Profit shifting in Nigerian mining market: In October 2021, the International Monetary Fund (IMF) said countries like Nigeria lose $600 million in revenue due to tax rate differences between African countries and offshore affiliates in the same multi-national enterprises’ group.   

The EITI report corroborates what the IMF said. The report said: 

  • “Research on profit shifting in mining across Sub-Saharan Africa indicates that African countries are losing, on average, between $470 million and $730 million per year in corporate income tax from MNE tax avoidance. The baseline estimate – which also includes Sub-Saharan African economies with small mining sectors – suggests a revenue loss of about $600 million, based on tax rate differentials between African countries and offshore affiliates in the same MNE group.”   

What you should know: Tax base erosion and profit shifting (BEPS) is a serious governance challenge for countries pursuing resource revenues from the taxation of multinational enterprises (MNEs).  

  • BEPS occurs when companies shift reporting of profits generated in higher tax jurisdictions to other parts of their business in lower tax or no-tax jurisdictions.  
  • This challenge could become more pronounced in the transition minerals sector given the integrated business structures of many of the MNEs involved in mining, processing, refining, marketing, and trading in transition minerals across multiple jurisdictions.  
  • There are also increasingly powerful global partnerships controlling transition mineral value chains, for example, through the consolidation of mine-to-car business deals by upstream and downstream MNEs.    

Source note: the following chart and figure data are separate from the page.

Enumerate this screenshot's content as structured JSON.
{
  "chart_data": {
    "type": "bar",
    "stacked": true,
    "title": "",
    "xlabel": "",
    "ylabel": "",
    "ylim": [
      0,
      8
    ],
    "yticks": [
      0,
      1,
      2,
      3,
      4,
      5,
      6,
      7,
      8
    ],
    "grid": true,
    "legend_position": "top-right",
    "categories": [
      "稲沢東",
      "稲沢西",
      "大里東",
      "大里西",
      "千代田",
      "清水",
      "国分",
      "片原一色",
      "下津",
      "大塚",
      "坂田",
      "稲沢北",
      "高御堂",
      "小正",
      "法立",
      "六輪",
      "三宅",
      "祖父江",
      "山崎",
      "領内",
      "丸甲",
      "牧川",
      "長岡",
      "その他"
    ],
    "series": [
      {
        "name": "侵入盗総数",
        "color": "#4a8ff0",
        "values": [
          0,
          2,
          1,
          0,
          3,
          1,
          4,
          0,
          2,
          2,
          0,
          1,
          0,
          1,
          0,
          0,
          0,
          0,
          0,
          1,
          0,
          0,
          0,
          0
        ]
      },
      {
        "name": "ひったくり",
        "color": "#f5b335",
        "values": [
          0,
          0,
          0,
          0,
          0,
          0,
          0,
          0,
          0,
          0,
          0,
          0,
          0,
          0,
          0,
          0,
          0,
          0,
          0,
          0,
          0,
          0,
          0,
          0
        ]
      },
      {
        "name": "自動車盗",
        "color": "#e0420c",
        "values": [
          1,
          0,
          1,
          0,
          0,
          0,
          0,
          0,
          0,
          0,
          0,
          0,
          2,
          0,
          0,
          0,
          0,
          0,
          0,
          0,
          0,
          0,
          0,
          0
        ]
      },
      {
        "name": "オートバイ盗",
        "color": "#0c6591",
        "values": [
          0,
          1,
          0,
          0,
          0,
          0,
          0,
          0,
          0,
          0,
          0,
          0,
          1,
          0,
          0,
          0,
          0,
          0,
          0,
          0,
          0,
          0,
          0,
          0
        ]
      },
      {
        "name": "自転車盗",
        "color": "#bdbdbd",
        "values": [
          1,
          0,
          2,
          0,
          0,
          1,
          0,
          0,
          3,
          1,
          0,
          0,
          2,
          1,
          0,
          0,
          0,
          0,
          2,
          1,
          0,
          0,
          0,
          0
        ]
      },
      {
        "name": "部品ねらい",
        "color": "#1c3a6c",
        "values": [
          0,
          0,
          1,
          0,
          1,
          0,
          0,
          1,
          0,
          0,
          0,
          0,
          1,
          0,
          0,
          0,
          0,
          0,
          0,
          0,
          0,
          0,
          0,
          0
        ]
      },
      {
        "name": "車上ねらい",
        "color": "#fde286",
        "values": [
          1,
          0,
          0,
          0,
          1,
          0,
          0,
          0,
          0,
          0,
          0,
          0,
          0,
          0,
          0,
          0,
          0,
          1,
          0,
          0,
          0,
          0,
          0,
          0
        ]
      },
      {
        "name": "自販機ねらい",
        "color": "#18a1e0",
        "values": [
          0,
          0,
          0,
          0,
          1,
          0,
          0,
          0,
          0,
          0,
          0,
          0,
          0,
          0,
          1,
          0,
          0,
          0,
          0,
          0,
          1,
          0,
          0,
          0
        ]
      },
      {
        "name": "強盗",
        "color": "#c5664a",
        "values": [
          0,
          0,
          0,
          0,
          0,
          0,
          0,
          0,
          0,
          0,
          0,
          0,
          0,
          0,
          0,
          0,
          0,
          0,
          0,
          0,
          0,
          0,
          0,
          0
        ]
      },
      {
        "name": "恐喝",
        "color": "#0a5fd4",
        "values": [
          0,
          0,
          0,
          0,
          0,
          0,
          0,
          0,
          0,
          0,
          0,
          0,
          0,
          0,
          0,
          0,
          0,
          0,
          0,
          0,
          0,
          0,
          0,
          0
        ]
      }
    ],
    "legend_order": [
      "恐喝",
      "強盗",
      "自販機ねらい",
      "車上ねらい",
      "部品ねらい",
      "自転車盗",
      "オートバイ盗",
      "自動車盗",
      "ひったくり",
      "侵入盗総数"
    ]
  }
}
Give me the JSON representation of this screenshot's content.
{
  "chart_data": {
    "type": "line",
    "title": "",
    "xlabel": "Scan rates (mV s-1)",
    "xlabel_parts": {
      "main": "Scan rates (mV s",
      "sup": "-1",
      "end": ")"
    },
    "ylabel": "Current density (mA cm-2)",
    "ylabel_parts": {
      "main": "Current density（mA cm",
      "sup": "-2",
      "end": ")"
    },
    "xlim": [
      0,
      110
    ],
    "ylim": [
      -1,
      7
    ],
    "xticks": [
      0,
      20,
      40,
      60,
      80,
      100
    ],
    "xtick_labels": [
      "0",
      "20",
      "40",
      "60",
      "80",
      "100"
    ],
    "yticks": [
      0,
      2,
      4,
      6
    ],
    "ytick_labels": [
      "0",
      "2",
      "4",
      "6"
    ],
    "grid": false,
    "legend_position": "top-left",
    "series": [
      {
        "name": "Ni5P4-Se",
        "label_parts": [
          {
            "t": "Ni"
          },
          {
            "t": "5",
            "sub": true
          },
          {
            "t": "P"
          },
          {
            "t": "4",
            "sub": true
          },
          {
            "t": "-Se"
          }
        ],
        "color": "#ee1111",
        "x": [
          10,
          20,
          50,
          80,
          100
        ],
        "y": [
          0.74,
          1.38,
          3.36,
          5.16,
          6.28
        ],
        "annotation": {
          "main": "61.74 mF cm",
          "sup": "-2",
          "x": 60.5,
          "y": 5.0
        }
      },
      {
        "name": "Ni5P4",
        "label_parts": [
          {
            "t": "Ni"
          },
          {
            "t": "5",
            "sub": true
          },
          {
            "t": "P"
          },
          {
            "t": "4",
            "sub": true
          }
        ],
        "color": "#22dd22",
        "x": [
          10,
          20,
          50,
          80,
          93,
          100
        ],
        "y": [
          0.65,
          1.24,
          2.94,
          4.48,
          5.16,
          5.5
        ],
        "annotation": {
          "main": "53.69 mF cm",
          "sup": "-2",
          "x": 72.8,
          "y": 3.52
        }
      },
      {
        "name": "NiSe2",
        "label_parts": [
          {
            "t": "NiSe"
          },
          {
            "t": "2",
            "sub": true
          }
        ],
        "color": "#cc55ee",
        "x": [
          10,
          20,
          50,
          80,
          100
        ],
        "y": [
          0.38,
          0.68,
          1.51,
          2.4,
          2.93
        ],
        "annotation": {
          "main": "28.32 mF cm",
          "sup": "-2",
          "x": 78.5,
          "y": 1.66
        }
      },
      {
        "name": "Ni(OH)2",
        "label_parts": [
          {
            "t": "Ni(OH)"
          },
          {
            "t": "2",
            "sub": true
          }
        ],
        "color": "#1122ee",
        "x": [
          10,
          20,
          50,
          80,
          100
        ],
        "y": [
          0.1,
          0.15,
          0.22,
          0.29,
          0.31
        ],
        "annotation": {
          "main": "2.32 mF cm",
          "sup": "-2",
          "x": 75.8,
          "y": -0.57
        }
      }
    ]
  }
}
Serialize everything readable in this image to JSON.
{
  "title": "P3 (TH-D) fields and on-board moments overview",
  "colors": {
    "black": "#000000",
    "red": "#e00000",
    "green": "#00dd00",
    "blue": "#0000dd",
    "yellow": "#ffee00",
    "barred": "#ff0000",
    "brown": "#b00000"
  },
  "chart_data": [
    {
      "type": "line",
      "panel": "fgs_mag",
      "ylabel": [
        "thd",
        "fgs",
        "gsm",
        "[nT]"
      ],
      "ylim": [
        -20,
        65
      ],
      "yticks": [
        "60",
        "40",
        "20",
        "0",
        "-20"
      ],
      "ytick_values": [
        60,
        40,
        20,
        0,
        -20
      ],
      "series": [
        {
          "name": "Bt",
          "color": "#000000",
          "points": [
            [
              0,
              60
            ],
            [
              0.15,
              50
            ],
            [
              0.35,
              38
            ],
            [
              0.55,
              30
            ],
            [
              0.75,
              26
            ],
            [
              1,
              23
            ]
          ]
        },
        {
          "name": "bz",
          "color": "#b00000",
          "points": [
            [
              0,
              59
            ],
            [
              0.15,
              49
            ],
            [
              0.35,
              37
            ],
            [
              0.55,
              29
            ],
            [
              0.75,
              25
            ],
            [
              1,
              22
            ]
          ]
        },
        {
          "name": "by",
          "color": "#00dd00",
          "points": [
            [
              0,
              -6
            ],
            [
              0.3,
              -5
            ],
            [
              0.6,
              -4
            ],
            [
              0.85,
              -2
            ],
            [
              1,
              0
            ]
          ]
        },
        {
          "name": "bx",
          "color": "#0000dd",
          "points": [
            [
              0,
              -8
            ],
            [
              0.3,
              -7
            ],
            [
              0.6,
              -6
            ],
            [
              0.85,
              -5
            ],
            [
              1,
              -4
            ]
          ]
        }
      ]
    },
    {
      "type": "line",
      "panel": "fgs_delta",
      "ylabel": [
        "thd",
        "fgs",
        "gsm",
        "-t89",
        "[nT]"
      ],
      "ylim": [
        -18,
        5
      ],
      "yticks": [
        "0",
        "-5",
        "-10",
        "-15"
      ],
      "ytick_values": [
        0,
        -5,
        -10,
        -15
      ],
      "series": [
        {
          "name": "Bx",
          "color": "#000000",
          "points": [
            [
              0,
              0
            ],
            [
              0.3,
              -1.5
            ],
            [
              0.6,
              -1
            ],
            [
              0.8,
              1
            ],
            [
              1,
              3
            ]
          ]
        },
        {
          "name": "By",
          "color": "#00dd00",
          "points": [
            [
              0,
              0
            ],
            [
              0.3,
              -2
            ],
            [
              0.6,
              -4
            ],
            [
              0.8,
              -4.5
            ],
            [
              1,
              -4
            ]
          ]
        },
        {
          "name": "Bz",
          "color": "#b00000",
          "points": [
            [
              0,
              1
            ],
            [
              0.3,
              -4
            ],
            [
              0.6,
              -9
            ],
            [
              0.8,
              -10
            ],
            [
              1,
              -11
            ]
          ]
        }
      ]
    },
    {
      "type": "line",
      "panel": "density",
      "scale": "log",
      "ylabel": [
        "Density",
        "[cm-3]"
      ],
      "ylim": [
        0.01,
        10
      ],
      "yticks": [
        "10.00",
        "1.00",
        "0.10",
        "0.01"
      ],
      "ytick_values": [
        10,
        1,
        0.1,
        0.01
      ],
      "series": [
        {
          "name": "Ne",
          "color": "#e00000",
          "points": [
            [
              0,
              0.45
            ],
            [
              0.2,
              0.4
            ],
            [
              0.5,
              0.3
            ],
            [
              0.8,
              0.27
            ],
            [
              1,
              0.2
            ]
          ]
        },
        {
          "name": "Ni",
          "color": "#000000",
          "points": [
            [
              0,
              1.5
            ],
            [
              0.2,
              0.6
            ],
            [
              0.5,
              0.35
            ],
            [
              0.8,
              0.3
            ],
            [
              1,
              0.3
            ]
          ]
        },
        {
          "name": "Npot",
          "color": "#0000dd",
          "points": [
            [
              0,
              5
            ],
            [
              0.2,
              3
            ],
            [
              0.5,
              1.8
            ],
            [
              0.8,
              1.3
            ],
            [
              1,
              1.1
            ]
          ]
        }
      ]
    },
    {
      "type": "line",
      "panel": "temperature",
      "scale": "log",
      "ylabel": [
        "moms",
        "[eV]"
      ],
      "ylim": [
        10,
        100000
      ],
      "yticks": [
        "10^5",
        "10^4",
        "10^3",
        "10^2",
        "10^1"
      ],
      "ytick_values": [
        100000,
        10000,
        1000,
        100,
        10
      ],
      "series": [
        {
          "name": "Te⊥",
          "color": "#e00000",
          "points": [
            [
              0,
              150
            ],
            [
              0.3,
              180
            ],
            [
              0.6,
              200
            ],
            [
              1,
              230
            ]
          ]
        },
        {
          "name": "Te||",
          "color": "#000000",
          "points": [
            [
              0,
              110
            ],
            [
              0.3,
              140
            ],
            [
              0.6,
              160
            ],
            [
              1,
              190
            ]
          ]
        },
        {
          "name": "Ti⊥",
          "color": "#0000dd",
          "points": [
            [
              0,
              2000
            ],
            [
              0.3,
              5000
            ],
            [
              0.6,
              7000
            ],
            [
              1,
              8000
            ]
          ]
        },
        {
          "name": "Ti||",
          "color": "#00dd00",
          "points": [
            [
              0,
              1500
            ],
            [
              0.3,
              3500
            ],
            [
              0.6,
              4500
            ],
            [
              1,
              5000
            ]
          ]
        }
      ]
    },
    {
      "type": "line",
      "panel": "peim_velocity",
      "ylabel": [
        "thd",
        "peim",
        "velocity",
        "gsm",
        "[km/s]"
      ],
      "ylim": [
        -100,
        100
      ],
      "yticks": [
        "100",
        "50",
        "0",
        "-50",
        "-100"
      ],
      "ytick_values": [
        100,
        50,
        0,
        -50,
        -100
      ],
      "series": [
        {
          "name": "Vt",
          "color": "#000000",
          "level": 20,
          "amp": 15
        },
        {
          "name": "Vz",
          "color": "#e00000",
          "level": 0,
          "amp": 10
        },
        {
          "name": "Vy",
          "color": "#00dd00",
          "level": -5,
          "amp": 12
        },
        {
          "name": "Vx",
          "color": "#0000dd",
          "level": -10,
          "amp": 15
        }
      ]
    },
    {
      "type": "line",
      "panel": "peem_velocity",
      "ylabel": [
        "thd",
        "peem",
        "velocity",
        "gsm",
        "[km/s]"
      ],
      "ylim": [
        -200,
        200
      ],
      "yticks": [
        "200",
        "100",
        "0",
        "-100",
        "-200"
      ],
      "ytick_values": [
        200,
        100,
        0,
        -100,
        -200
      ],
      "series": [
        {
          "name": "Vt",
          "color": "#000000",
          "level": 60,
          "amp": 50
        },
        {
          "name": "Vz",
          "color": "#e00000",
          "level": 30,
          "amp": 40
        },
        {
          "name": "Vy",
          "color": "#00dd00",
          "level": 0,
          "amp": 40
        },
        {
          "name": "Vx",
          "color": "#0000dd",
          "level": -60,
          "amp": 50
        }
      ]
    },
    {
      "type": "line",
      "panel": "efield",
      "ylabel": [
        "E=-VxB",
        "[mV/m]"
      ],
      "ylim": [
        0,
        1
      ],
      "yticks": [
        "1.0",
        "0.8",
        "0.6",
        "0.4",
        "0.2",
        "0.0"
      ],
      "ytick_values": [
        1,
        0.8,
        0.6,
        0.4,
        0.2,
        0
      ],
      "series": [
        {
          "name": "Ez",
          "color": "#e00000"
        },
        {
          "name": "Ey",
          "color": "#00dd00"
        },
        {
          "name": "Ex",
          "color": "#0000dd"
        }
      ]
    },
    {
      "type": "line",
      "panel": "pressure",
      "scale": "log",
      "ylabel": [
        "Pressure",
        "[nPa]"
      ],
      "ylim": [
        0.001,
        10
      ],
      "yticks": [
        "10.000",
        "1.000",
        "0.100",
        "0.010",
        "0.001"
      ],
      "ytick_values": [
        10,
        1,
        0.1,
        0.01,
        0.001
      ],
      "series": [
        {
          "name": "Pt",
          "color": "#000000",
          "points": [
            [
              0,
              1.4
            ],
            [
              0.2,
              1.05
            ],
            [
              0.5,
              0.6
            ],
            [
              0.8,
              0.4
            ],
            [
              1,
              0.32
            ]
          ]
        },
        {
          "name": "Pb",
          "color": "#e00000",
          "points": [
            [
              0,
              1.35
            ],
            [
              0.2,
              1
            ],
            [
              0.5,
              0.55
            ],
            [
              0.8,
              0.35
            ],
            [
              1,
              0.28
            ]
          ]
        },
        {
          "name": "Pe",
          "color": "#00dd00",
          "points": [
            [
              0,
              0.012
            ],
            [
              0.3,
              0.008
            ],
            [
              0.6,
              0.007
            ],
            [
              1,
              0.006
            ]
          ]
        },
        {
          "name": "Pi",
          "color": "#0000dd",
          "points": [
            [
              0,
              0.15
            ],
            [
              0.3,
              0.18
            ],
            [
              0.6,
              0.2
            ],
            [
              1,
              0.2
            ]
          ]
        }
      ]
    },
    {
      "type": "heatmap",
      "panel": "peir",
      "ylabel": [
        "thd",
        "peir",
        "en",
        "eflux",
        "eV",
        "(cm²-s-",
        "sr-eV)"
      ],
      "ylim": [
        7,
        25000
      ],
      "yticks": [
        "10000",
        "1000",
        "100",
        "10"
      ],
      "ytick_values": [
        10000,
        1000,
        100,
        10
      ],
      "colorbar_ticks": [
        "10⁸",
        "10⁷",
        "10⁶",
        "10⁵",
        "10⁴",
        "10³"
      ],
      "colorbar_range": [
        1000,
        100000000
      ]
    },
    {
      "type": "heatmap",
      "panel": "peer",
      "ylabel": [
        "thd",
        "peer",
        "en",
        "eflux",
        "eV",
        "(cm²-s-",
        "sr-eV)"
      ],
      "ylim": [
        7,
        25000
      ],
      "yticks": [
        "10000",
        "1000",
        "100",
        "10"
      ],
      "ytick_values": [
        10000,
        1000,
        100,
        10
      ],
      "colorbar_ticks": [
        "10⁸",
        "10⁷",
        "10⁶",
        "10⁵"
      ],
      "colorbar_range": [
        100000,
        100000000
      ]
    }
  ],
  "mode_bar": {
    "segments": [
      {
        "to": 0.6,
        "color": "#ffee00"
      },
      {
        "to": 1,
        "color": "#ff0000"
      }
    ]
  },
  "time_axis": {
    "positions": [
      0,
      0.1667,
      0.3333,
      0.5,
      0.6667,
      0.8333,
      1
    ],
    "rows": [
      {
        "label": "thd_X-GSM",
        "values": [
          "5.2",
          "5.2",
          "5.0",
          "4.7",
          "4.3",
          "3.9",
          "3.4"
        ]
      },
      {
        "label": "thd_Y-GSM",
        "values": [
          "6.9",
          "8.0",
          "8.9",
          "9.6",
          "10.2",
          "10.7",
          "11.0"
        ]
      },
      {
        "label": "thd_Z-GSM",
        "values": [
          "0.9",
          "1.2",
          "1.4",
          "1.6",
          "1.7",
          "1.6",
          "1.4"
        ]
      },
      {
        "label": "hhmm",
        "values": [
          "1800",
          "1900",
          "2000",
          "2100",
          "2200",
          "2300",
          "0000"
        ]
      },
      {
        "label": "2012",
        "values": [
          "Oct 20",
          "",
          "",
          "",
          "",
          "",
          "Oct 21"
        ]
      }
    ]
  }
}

Nigeria must take action: Nigeria and other sub-Saharan African countries need to take intentional steps to maximize their mineral resources, especially in the era of the global energy transition.  

  • During the October 2022 Reuters Impact Climate Conference in London, the president of the Africa Finance Corporation (AFC), Samaila Zubairu said it was time for Africa to rethink the approach to its mining value chain.  
  • According to him, mining is carried out in Africa, and the minerals are exported to Asia where they are processed and exported to other parts of the world. He said that this cannot continue and Africa needs to also process mineral resources so, there is value capture here before exports take place, and Africa can expand its mining capacity.   
  • Zubairu said; “Africa needs to expand its mining capacity, more minerals should be sourced, mined, and processed here on the continent. More investments in adaptation will increase infrastructural capacity.”